Arrastado para o olho do furacão da campanha depois de ficar praticamente no ostracismo durante três eleições, o ex-presidente Fernando Henrique Cardoso travará, neste segundo turno, uma disputa paralela com o também ex-presidente Luiz Inácio Lula da Silva. Será uma guerra para eleger seus afilhados, mas também por legados.

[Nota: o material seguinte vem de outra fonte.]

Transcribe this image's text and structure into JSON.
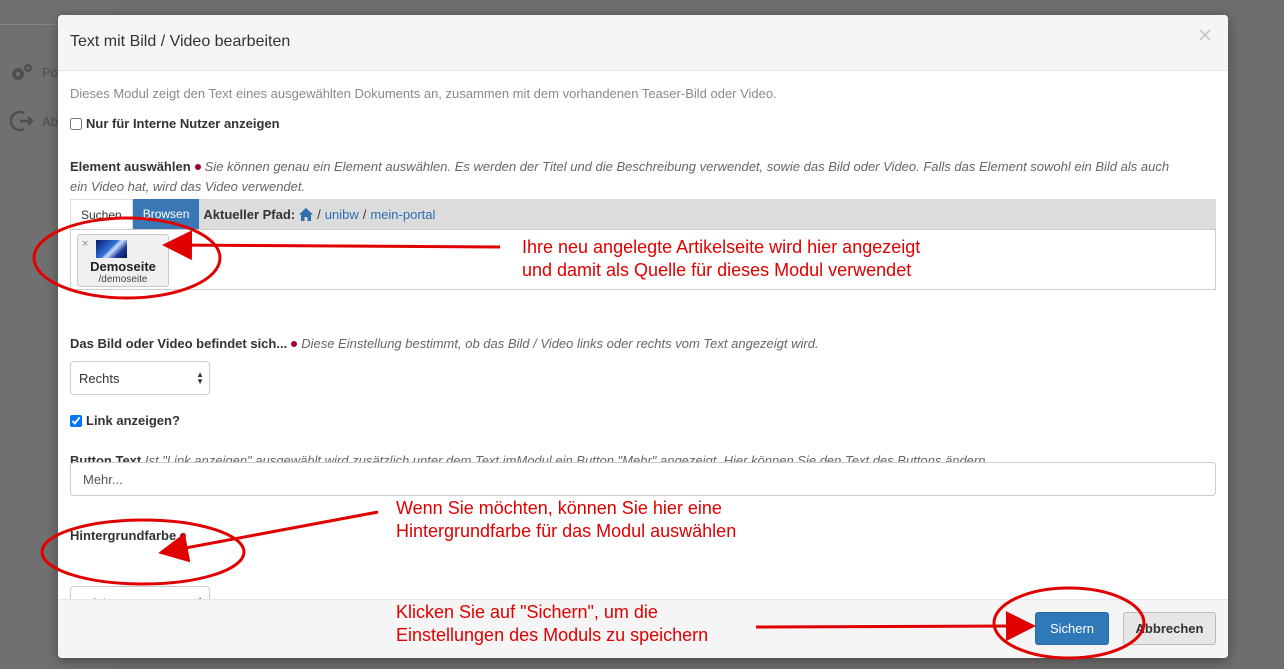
{
  "background": {
    "sidebar_items": [
      {
        "icon": "gears-icon",
        "label": "Po"
      },
      {
        "icon": "logout-icon",
        "label": "Ab"
      }
    ]
  },
  "modal": {
    "title": "Text mit Bild / Video bearbeiten",
    "close_icon": "×",
    "description": "Dieses Modul zeigt den Text eines ausgewählten Dokuments an, zusammen mit dem vorhandenen Teaser-Bild oder Video.",
    "internal_only": {
      "label": "Nur für Interne Nutzer anzeigen",
      "checked": false
    },
    "element_select": {
      "label": "Element auswählen",
      "hint_line1": "Sie können genau ein Element auswählen. Es werden der Titel und die Beschreibung verwendet, sowie das Bild oder Video. Falls das Element sowohl ein Bild als auch",
      "hint_line2": "ein Video hat, wird das Video verwendet.",
      "tabs": [
        "Suchen",
        "Browsen"
      ],
      "active_tab": "Browsen",
      "path_label": "Aktueller Pfad:",
      "path_separator": "/",
      "path_items": [
        "unibw",
        "mein-portal"
      ],
      "selected": {
        "remove": "×",
        "title": "Demoseite",
        "path": "/demoseite"
      }
    },
    "position": {
      "label": "Das Bild oder Video befindet sich...",
      "hint": "Diese Einstellung bestimmt, ob das Bild / Video links oder rechts vom Text angezeigt wird.",
      "value": "Rechts"
    },
    "show_link": {
      "label": "Link anzeigen?",
      "checked": true
    },
    "button_text": {
      "label": "Button Text",
      "hint": "Ist \"Link anzeigen\" ausgewählt wird zusätzlich unter dem Text imModul ein Button \"Mehr\" angezeigt. Hier können Sie den Text des Buttons ändern.",
      "value": "Mehr..."
    },
    "background_color": {
      "label": "Hintergrundfarbe",
      "value": "Leichtgrau"
    },
    "footer": {
      "save_label": "Sichern",
      "cancel_label": "Abbrechen"
    }
  },
  "annotations": {
    "note1": {
      "line1": "Ihre neu angelegte Artikelseite wird hier angezeigt",
      "line2": "und damit als Quelle für dieses Modul verwendet"
    },
    "note2": {
      "line1": "Wenn Sie möchten, können Sie hier eine",
      "line2": "Hintergrundfarbe für das Modul auswählen"
    },
    "note3": {
      "line1": "Klicken Sie auf \"Sichern\", um die",
      "line2": "Einstellungen des Moduls zu speichern"
    },
    "color": "#e00000"
  },
  "colors": {
    "primary": "#2f79b9",
    "required": "#a0003c",
    "link": "#2d6fb0"
  }
}
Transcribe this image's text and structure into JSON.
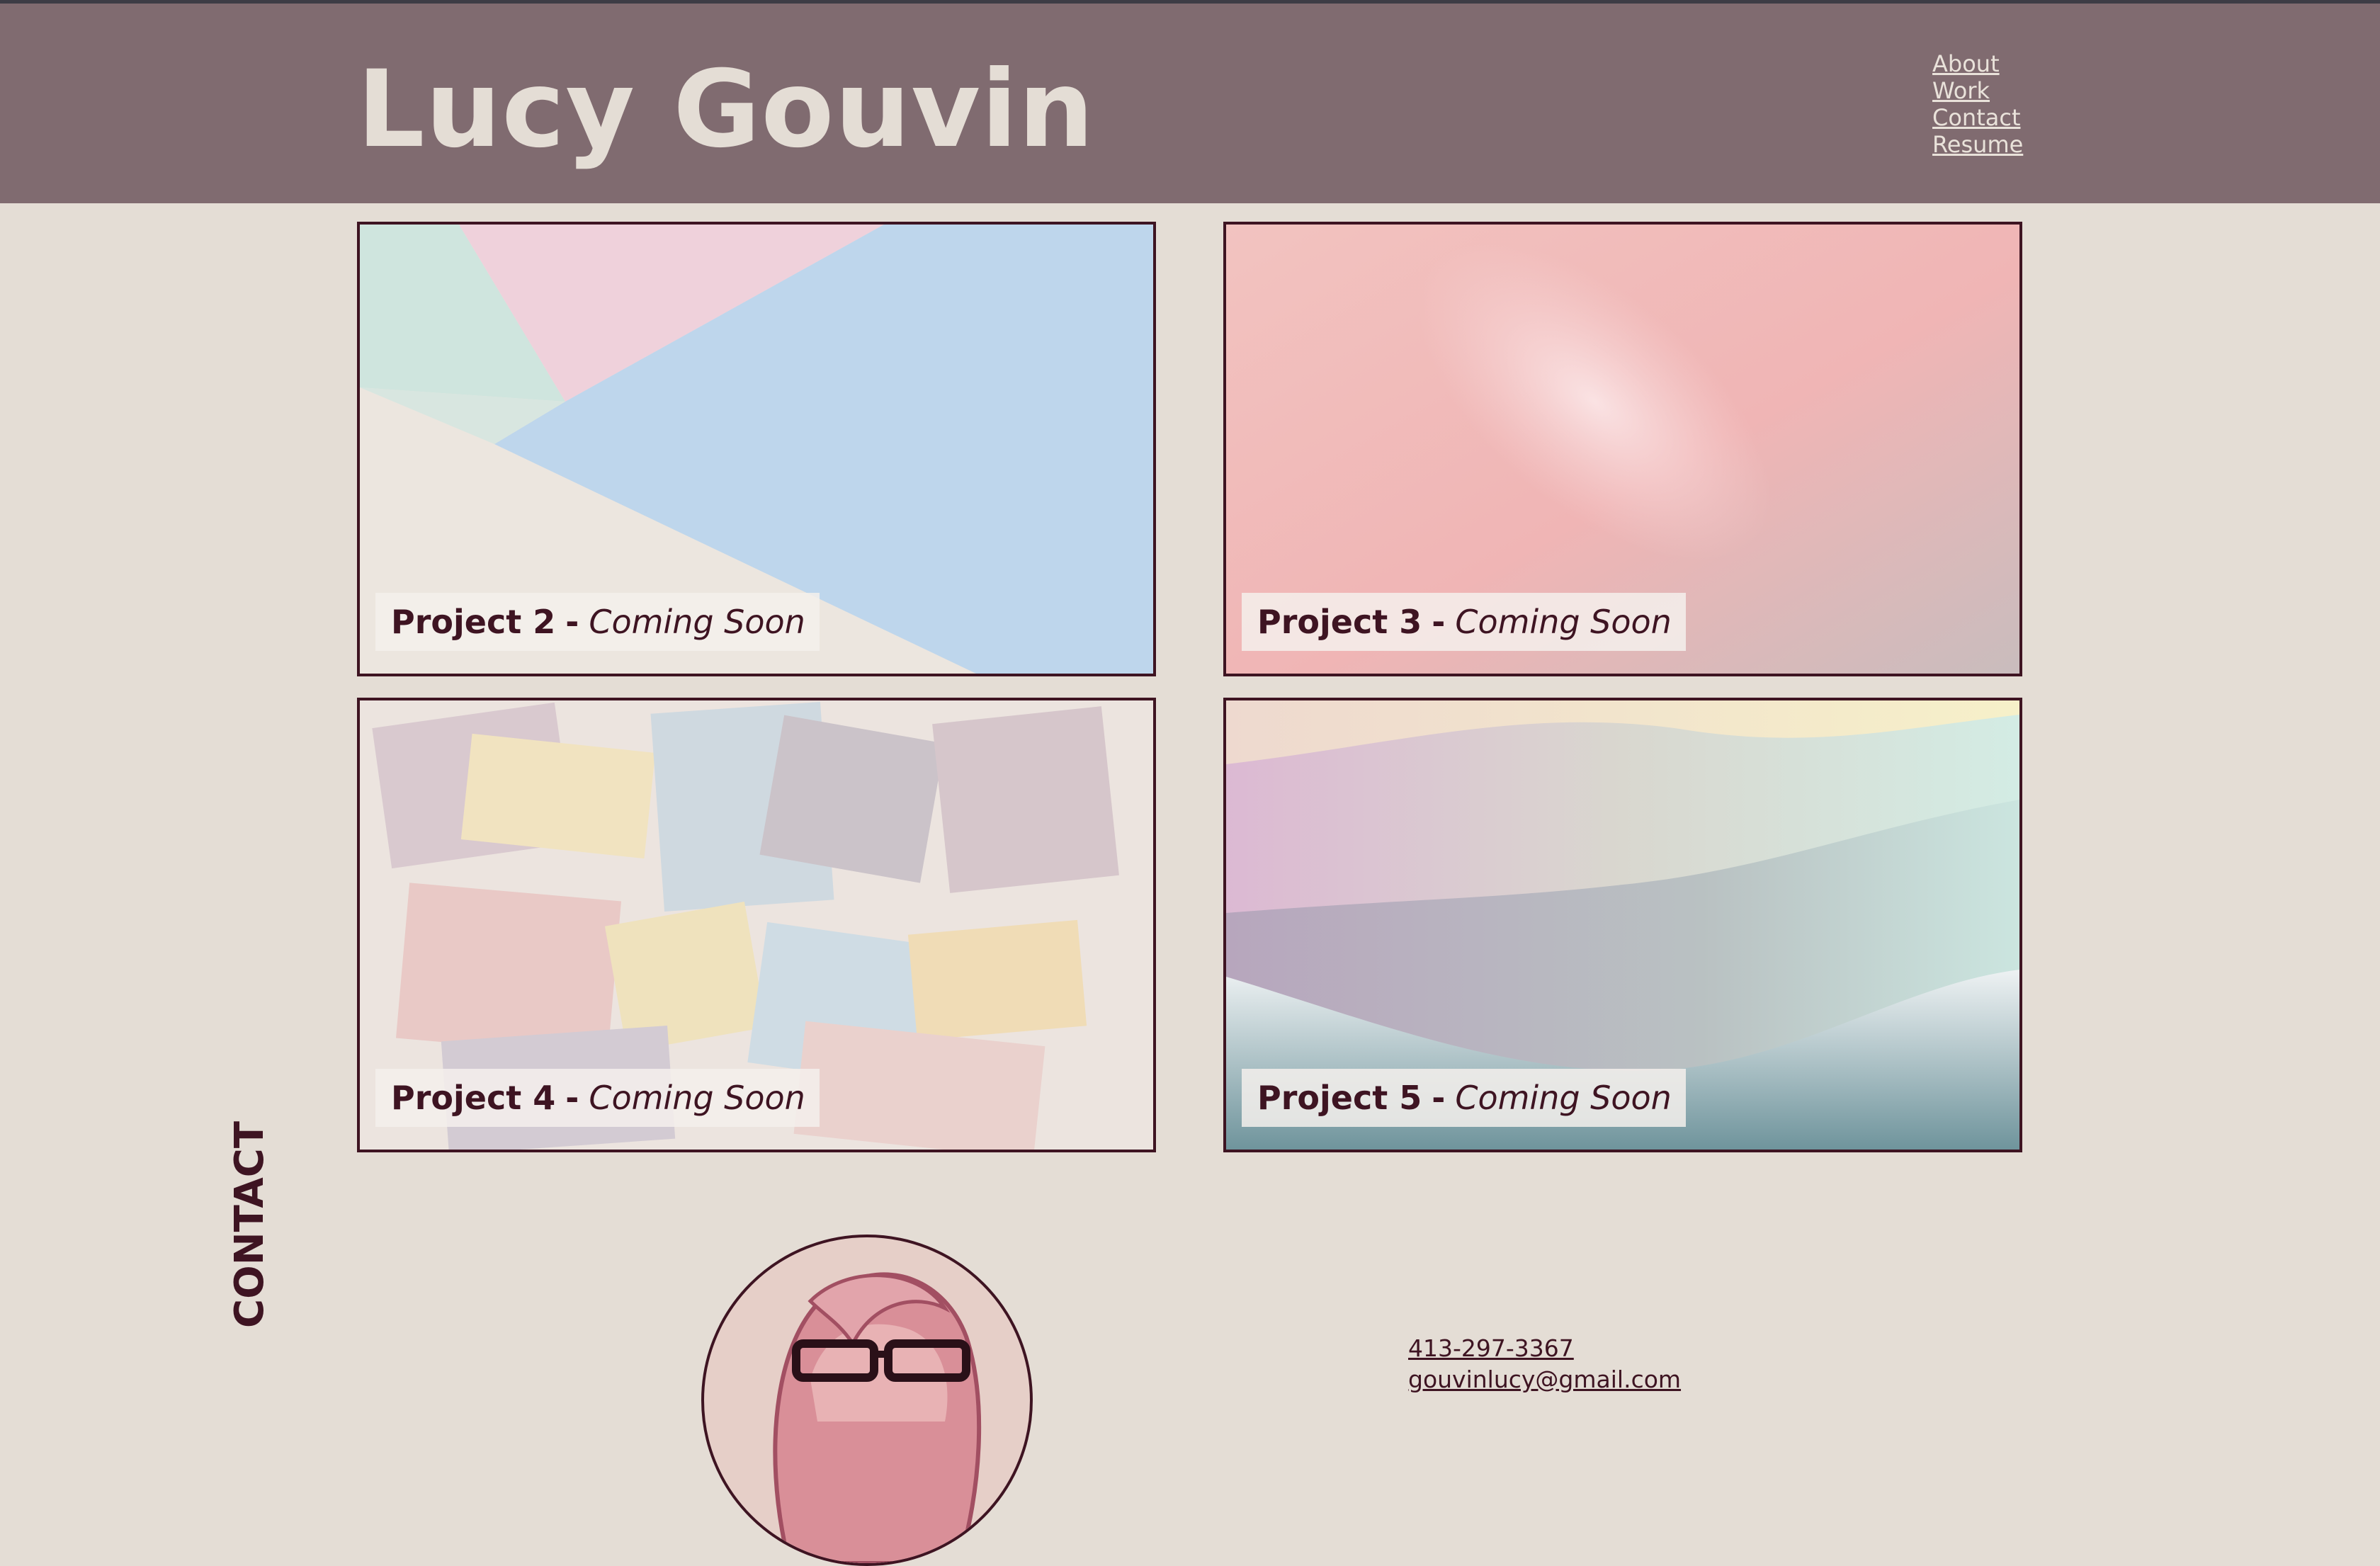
{
  "header": {
    "title": "Lucy Gouvin",
    "nav": [
      {
        "label": "About"
      },
      {
        "label": "Work"
      },
      {
        "label": "Contact"
      },
      {
        "label": "Resume"
      }
    ]
  },
  "projects": [
    {
      "name": "Project 2",
      "separator": "-",
      "status": "Coming Soon"
    },
    {
      "name": "Project 3",
      "separator": "-",
      "status": "Coming Soon"
    },
    {
      "name": "Project 4",
      "separator": "-",
      "status": "Coming Soon"
    },
    {
      "name": "Project 5",
      "separator": "-",
      "status": "Coming Soon"
    }
  ],
  "contact": {
    "heading": "CONTACT",
    "phone": "413-297-3367",
    "email": "gouvinlucy@gmail.com"
  },
  "colors": {
    "header_bg": "#806b70",
    "page_bg": "#e4ddd5",
    "accent_dark": "#3e1422"
  }
}
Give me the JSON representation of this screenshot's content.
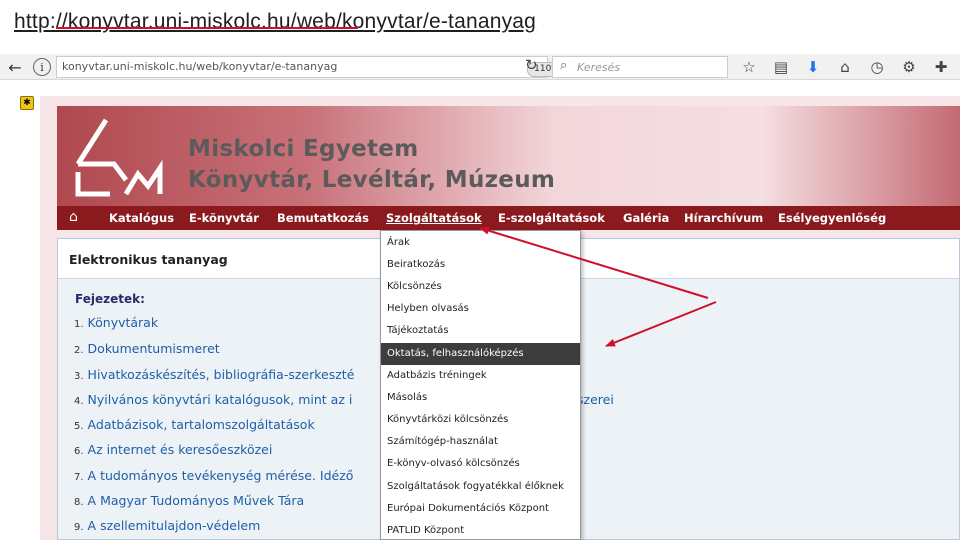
{
  "caption": {
    "url": "http://konyvtar.uni-miskolc.hu/web/konyvtar/e-tananyag"
  },
  "browser": {
    "address": "konyvtar.uni-miskolc.hu/web/konyvtar/e-tananyag",
    "zoom": "110%",
    "search_placeholder": "Keresés",
    "icons": [
      "back-icon",
      "info-icon",
      "reload-icon",
      "search-icon",
      "star-icon",
      "reader-icon",
      "download-icon",
      "home-icon",
      "history-icon",
      "settings-icon",
      "extensions-icon"
    ]
  },
  "banner": {
    "title1": "Miskolci Egyetem",
    "title2": "Könyvtár, Levéltár, Múzeum"
  },
  "nav": {
    "items": [
      {
        "label": "Katalógus"
      },
      {
        "label": "E-könyvtár"
      },
      {
        "label": "Bemutatkozás"
      },
      {
        "label": "Szolgáltatások"
      },
      {
        "label": "E-szolgáltatások"
      },
      {
        "label": "Galéria"
      },
      {
        "label": "Hírarchívum"
      },
      {
        "label": "Esélyegyenlőség"
      }
    ]
  },
  "content": {
    "title": "Elektronikus tananyag",
    "chapters_label": "Fejezetek:",
    "chapters": [
      {
        "num": "1.",
        "text": "Könyvtárak"
      },
      {
        "num": "2.",
        "text": "Dokumentumismeret"
      },
      {
        "num": "3.",
        "text": "Hivatkozáskészítés, bibliográfia-szerkeszté"
      },
      {
        "num": "4.",
        "text": "Nyilvános könyvtári katalógusok, mint az i"
      },
      {
        "num": "5.",
        "text": "Adatbázisok, tartalomszolgáltatások"
      },
      {
        "num": "6.",
        "text": "Az internet és keresőeszközei"
      },
      {
        "num": "7.",
        "text": "A tudományos tevékenység mérése. Idéző"
      },
      {
        "num": "8.",
        "text": "A Magyar Tudományos Művek Tára"
      },
      {
        "num": "9.",
        "text": "A szellemitulajdon-védelem"
      }
    ],
    "overflow_text": "szerei"
  },
  "dropdown": {
    "items": [
      {
        "label": "Árak"
      },
      {
        "label": "Beiratkozás"
      },
      {
        "label": "Kölcsönzés"
      },
      {
        "label": "Helyben olvasás"
      },
      {
        "label": "Tájékoztatás"
      },
      {
        "label": "Oktatás, felhasználóképzés"
      },
      {
        "label": "Adatbázis tréningek"
      },
      {
        "label": "Másolás"
      },
      {
        "label": "Könyvtárközi kölcsönzés"
      },
      {
        "label": "Számítógép-használat"
      },
      {
        "label": "E-könyv-olvasó kölcsönzés"
      },
      {
        "label": "Szolgáltatások fogyatékkal élőknek"
      },
      {
        "label": "Európai Dokumentációs Központ"
      },
      {
        "label": "PATLID Központ"
      }
    ],
    "highlighted": "Oktatás, felhasználóképzés"
  },
  "colors": {
    "nav_bg": "#8b1a1f",
    "annotation_red": "#d0102a",
    "link_blue": "#1f5fa8"
  }
}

O tucano, na defesa da paternidade da estabilidade econômica posta em curso há duas décadas – e que seu candidato a presidência pelo PSDB, o senador Aécio Neves, está usando para alavancar sua proposta de crescimento –, e o petista pelos programas sociais cuja continuidade integra o programa de governo de sua afilhada, a presidente Dilma Rousseff.
Ricardo Stuckert/Instituto Lula
Lula coloca chapéu em Dilma durante comício no Recife (4/9)
Lula e FHC, pela natureza de ambos, terão papéis diferentes. O petista desenvolve uma campanha paralela e, desde que deixou o governo, em 2011, depois de eleger sua sucessora, dá a impressão de que nunca desceu do palanque. Lula não é apenas a iminência parda do governo ou o conselheiro de todas as horas: como principal cabo eleitoral de Dilma, é ele quem dá todas as ordens, fiscaliza e distribui cobranças, como fez esta semana ao dar um pito em público no presidente estadual do PT, Emídio de Souza.
“Quem e onde procurar o material de campanha? Tem que ter um local central”, disse Lula, interrompendo a leitura da programação de atividades que Emídio lia, num microfone, para informar a militância sobre a programação da campanha de Dilma em São Paulo. “É por isso que ele é presidente, né?”, resignou-se o presidente petista.
Lula não conseguiu eleger o ex-ministro Alexandre Padilha em São Paulo – o terceiro “poste” que tentou, sem sucesso, iluminar –, mas até os adversários reconhecem que o empenho e o apetite com que sobe em palanques e usa o gogó do “animal político” faz a diferença. No primeiro turno, o assédio por imagens e gravações a favor de correligionários foi tão intenso que ele acabou baixando a guarda justamente no maior colégio eleitoral do País, berço do PT e do sindicalismo do qual ainda é o líder de honra.
Duas propostas
Ricardo Stuckert/Instituto Lula
Padilha tem o apoio de Lula em caminhada em São Bernardo do Campo, em são Paulo, na véspera da eleição (4/10)
“Há algo errado quando, no Estado mais operário do país, um presidente da Fiesp (Paulo Skaf, presidente licenciado da Federação das Indústrias do Estado de São Paulo, candidato derrotado do PMDB) tem mais votos que o candidato do PT. Há erros no nosso discurso. Estamos em falta com o Padilha”, reconheceu, no discurso à militância, na última quinta-feira, na quadra do Sindicato dos Bancários, região central da capital, ao lado do candidato derrotado e das principais lideranças paulistas do PT.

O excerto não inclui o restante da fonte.